Cour de Cassation – première chambre – 24 octobre 2012 – n° 11-20.442
La Cour de cassation vient de rappeler, en cassant un arrêt de la Cour d’appel de Douai que si ces trois notions, (qui relèvent de droits et de techniques différents, en l’espèce le droit pénal et le droit civil), ne sont pas nécessairement identiques, il est des situations dans lesquelles elles se superposent parfaitement.
Madame W…, nièce et héritière de Madame C … avait assigné et constitué avocat pour demander au tribunal de grande instance en chambre civile, puis à la Cour d’Appel de Douai d’annuler le testament rédigé par sa tante le 24 septembre 2003, par lequel elle léguait ses biens aux époux Z…, la dite tante étant décédée le 18 octobre 2004.
Son avocat rappelait que les époux Z venaient d’être définitivement condamnés par le tribunal correctionnel à des peines d’emprisonnement pour avoir, entre janvier 2003 et octobre 2004, abusé de la particulière vulnérabilité de Mme C .., très affaiblie par l’âge et la maladie, tant en se faisant acheter divers biens mobiliers et immobiliers qu’en la manoeuvrant pour qu’elle rédige un testament en leur faveur, réalisant ainsi un véritable détournement de l’héritage.
La cour d’appel avait pourtant refusé d’en tirer les conséquences et avait débouté la nièce.
Pour cela, les juges avaient estimé que si la preuve de la « particulière vulnérabilité » de Madame C .. était incontestablement rapportée, il n’en était pas de même de l’insanité d’esprit au moment de la rédaction du testament, il n’était pas démontré, selon eux, que «l’intelligence de la testatrice ait été obnubilée (sic) ou sa faculté de discernement déréglée » ; ils en tiraient la conclusion que la condition posée par l’art. 901 du code civil, selon laquelle : « pour faire une libéralité, il faut être sain d’esprit » était réalisée, et que le testament était valide !
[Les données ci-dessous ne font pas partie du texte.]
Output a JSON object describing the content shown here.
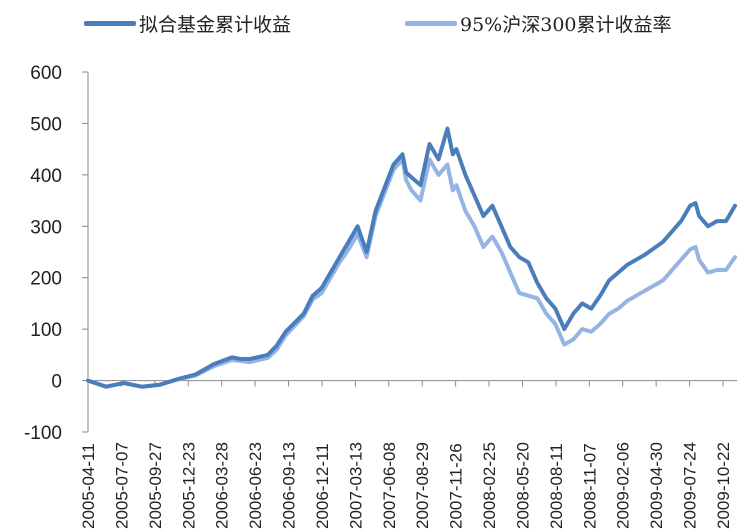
{
  "chart_data": {
    "type": "line",
    "title": "",
    "xlabel": "",
    "ylabel": "",
    "ylim": [
      -100,
      600
    ],
    "yticks": [
      -100,
      0,
      100,
      200,
      300,
      400,
      500,
      600
    ],
    "x_tick_labels": [
      "2005-04-11",
      "2005-07-07",
      "2005-09-27",
      "2005-12-23",
      "2006-03-28",
      "2006-06-23",
      "2006-09-13",
      "2006-12-11",
      "2007-03-13",
      "2007-06-08",
      "2007-08-29",
      "2007-11-26",
      "2008-02-25",
      "2008-05-20",
      "2008-08-11",
      "2008-11-07",
      "2009-02-06",
      "2009-04-30",
      "2009-07-24",
      "2009-10-22"
    ],
    "grid": false,
    "legend_position": "top",
    "series": [
      {
        "name": "拟合基金累计收益",
        "color": "#4a7ebb",
        "values": [
          [
            0,
            0
          ],
          [
            1,
            -12
          ],
          [
            2,
            -5
          ],
          [
            3,
            -12
          ],
          [
            4,
            -8
          ],
          [
            5,
            3
          ],
          [
            6,
            12
          ],
          [
            7,
            32
          ],
          [
            8,
            45
          ],
          [
            8.5,
            42
          ],
          [
            9,
            42
          ],
          [
            10,
            50
          ],
          [
            10.5,
            68
          ],
          [
            11,
            95
          ],
          [
            12,
            130
          ],
          [
            12.5,
            165
          ],
          [
            13,
            180
          ],
          [
            14,
            240
          ],
          [
            14.5,
            270
          ],
          [
            15,
            300
          ],
          [
            15.5,
            250
          ],
          [
            16,
            330
          ],
          [
            17,
            420
          ],
          [
            17.5,
            440
          ],
          [
            17.7,
            405
          ],
          [
            18,
            395
          ],
          [
            18.5,
            380
          ],
          [
            19,
            460
          ],
          [
            19.5,
            430
          ],
          [
            20,
            490
          ],
          [
            20.3,
            440
          ],
          [
            20.5,
            450
          ],
          [
            21,
            400
          ],
          [
            21.5,
            360
          ],
          [
            22,
            320
          ],
          [
            22.5,
            340
          ],
          [
            23,
            300
          ],
          [
            23.5,
            260
          ],
          [
            24,
            240
          ],
          [
            24.5,
            230
          ],
          [
            25,
            190
          ],
          [
            25.5,
            160
          ],
          [
            26,
            140
          ],
          [
            26.5,
            100
          ],
          [
            27,
            130
          ],
          [
            27.5,
            150
          ],
          [
            28,
            140
          ],
          [
            28.5,
            165
          ],
          [
            29,
            195
          ],
          [
            29.5,
            210
          ],
          [
            30,
            225
          ],
          [
            30.5,
            235
          ],
          [
            31,
            245
          ],
          [
            32,
            270
          ],
          [
            33,
            310
          ],
          [
            33.5,
            340
          ],
          [
            33.8,
            345
          ],
          [
            34,
            320
          ],
          [
            34.5,
            300
          ],
          [
            35,
            310
          ],
          [
            35.5,
            310
          ],
          [
            36,
            340
          ]
        ]
      },
      {
        "name": "95%沪深300累计收益率",
        "color": "#95b3e3",
        "values": [
          [
            0,
            0
          ],
          [
            1,
            -12
          ],
          [
            2,
            -5
          ],
          [
            3,
            -12
          ],
          [
            4,
            -8
          ],
          [
            5,
            2
          ],
          [
            6,
            10
          ],
          [
            7,
            28
          ],
          [
            8,
            40
          ],
          [
            8.5,
            38
          ],
          [
            9,
            36
          ],
          [
            10,
            44
          ],
          [
            10.5,
            60
          ],
          [
            11,
            88
          ],
          [
            12,
            125
          ],
          [
            12.5,
            158
          ],
          [
            13,
            170
          ],
          [
            14,
            230
          ],
          [
            14.5,
            255
          ],
          [
            15,
            285
          ],
          [
            15.5,
            240
          ],
          [
            16,
            320
          ],
          [
            17,
            410
          ],
          [
            17.5,
            430
          ],
          [
            17.7,
            390
          ],
          [
            18,
            370
          ],
          [
            18.5,
            350
          ],
          [
            19,
            430
          ],
          [
            19.5,
            400
          ],
          [
            20,
            420
          ],
          [
            20.3,
            370
          ],
          [
            20.5,
            380
          ],
          [
            21,
            330
          ],
          [
            21.5,
            300
          ],
          [
            22,
            260
          ],
          [
            22.5,
            280
          ],
          [
            23,
            250
          ],
          [
            23.5,
            210
          ],
          [
            24,
            170
          ],
          [
            24.5,
            165
          ],
          [
            25,
            160
          ],
          [
            25.5,
            130
          ],
          [
            26,
            110
          ],
          [
            26.5,
            70
          ],
          [
            27,
            80
          ],
          [
            27.5,
            100
          ],
          [
            28,
            95
          ],
          [
            28.5,
            110
          ],
          [
            29,
            130
          ],
          [
            29.5,
            140
          ],
          [
            30,
            155
          ],
          [
            30.5,
            165
          ],
          [
            31,
            175
          ],
          [
            32,
            195
          ],
          [
            33,
            235
          ],
          [
            33.5,
            255
          ],
          [
            33.8,
            260
          ],
          [
            34,
            235
          ],
          [
            34.5,
            210
          ],
          [
            35,
            215
          ],
          [
            35.5,
            215
          ],
          [
            36,
            240
          ]
        ]
      }
    ]
  }
}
Dans son arrêt du 24 octobre 2012, la1ère chambre de la Cour de Cassation censure cette motivation, en notant que l’on ne peut pas écrire une chose et son contraire : la Cour d’Appel avait relevé que Madame C… « ne pouvait manifester sa volonté », c’est donc qu’elle n’était pas « saine d’esprit », sans avoir à chercher au delà sur sa prétendue intelligence ou la faculté de discernement.
Sage décision en matière de successions testamentaires, pleine de bon sens : elle évite des analyses trop subtiles – et quasiment impossibles – de l’esprit de la personne décédée, tout en exigeant comme critère d’un trouble mental, un fait objectif, grave, mais simple à constater et à prouver.